Together
 

After a disastrous English language debut that didn't make it to theaters (Killing Me Softly) domestically, writer/director Chen Kaige returns to a more familiar form with Together, a Chinese movie with a very old-fashioned and earnest feel to it. Chen (The Emperor and the Assassin) seems, at times, to want to please his audience so much that the emotions feel cloying, but for the most part, he stays on the proper side between genuine and cheesy. The title refers to a tight-knit group of people who rally for the success of violin prodigy Xiaochun Liu (Tang Yun), who is traveling to Beijing to seek a professor. His father, Cheng Liu (Liu Peiqi, Shadow Magic, Ermo) scraped together all his money to get them there. They are poor, and come from a small rural town.

Cheng's dream is to see Xiaochun famous. In order to do this, they to place highly in a competition and then get a good professor. However, both learn that things in Beijing are much more cutthroat then things back at home. Politics and backstabbing play a huge part in moving ahead, and Cheng needs to try to seek balance between what he is and what he is willing to do. The first professor they find is Prof. Jiang (Superconductor, The Emperor and the Assassin), a frumpy old man who lives in a cluttered, stuffy apartment with a bunch of cats. Instead of teaching, he has Xiaochun clean his apartment, and clean sheets of music. Jiang wants to make Xiaochun a musician, which does not necessarily mean fame and fortune. This leads Cheng to forgo Jiang in favor of Prof. Shifeng (Kaige), a teacher who pushes his students towards fame.

Everything in Kaige and co-writer Lu Xue Xiao is pretty obvious. Each person has some sort of problem. They solve it not by working on it, but by working on someone else's problem. By thinking altruistically, they end up helping themselves. This is especially true for the Lili (Kaige's wife Chen Hong, Blush, Qing Die) character. She is a beautiful young woman who lives close to the Liu's. Xiaochun has a huge crush on her, and does all he can to spend time with her. The script is vague on specifics about what she does, but what's clear is that she dates men for money. She is using them for clothes and goodies, but is genuinely hurt when they cheat on her.

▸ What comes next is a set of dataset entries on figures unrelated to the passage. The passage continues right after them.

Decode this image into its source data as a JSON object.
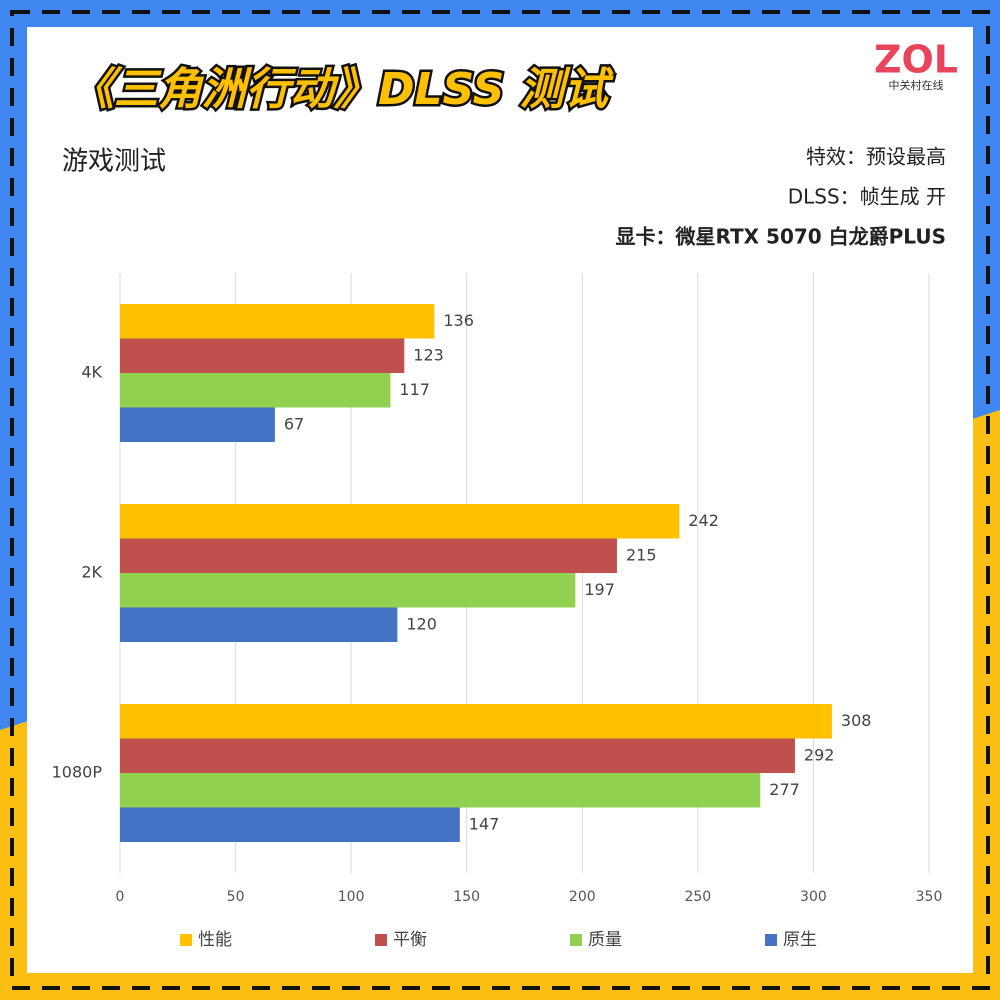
{
  "logo": {
    "brand": "ZOL",
    "name": "中关村在线"
  },
  "chart_data": {
    "type": "hbar",
    "title": "《三角洲行动》DLSS 测试",
    "subtitle": "游戏测试",
    "notes": [
      "特效：预设最高",
      "DLSS：帧生成 开",
      "显卡：微星RTX 5070 白龙爵PLUS"
    ],
    "categories": [
      "4K",
      "2K",
      "1080P"
    ],
    "series": [
      {
        "name": "性能",
        "color": "#FFC000",
        "values": [
          136,
          242,
          308
        ]
      },
      {
        "name": "平衡",
        "color": "#C0504D",
        "values": [
          123,
          215,
          292
        ]
      },
      {
        "name": "质量",
        "color": "#92D050",
        "values": [
          117,
          197,
          277
        ]
      },
      {
        "name": "原生",
        "color": "#4472C4",
        "values": [
          67,
          120,
          147
        ]
      }
    ],
    "xlim": [
      0,
      350
    ],
    "xticks": [
      0,
      50,
      100,
      150,
      200,
      250,
      300,
      350
    ],
    "grid": true,
    "legend": "bottom"
  }
}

The Xiaochun character is the hardest to read, because Yun is so expressionless. Resultingly, he comes off as more of a jerk than is necessary. Does he want to be a musician or does he want to be famous? What Kaige makes clear is that he wants Lili, and this begins to encroach upon his violin practice, leading to an eventual showdown with his father. Cheng is the emotional core of the film. He is sacrificing everything he has to see his son succeed, and watching his son falter breaks his heart. Kaige isn't trying to do anything spectacular with Together, just to make a fun movie that will, most likely, bring some tears to some people's eyes. It's cute, but after movies like The Road Home and The Way Home, both, in a sense weepy movies about rurals, this formula is beginning to run its course.

Mongoose Rates It: Not Bad.
1 hour, 56 minutes, Rated PG for mild language and thematic elements.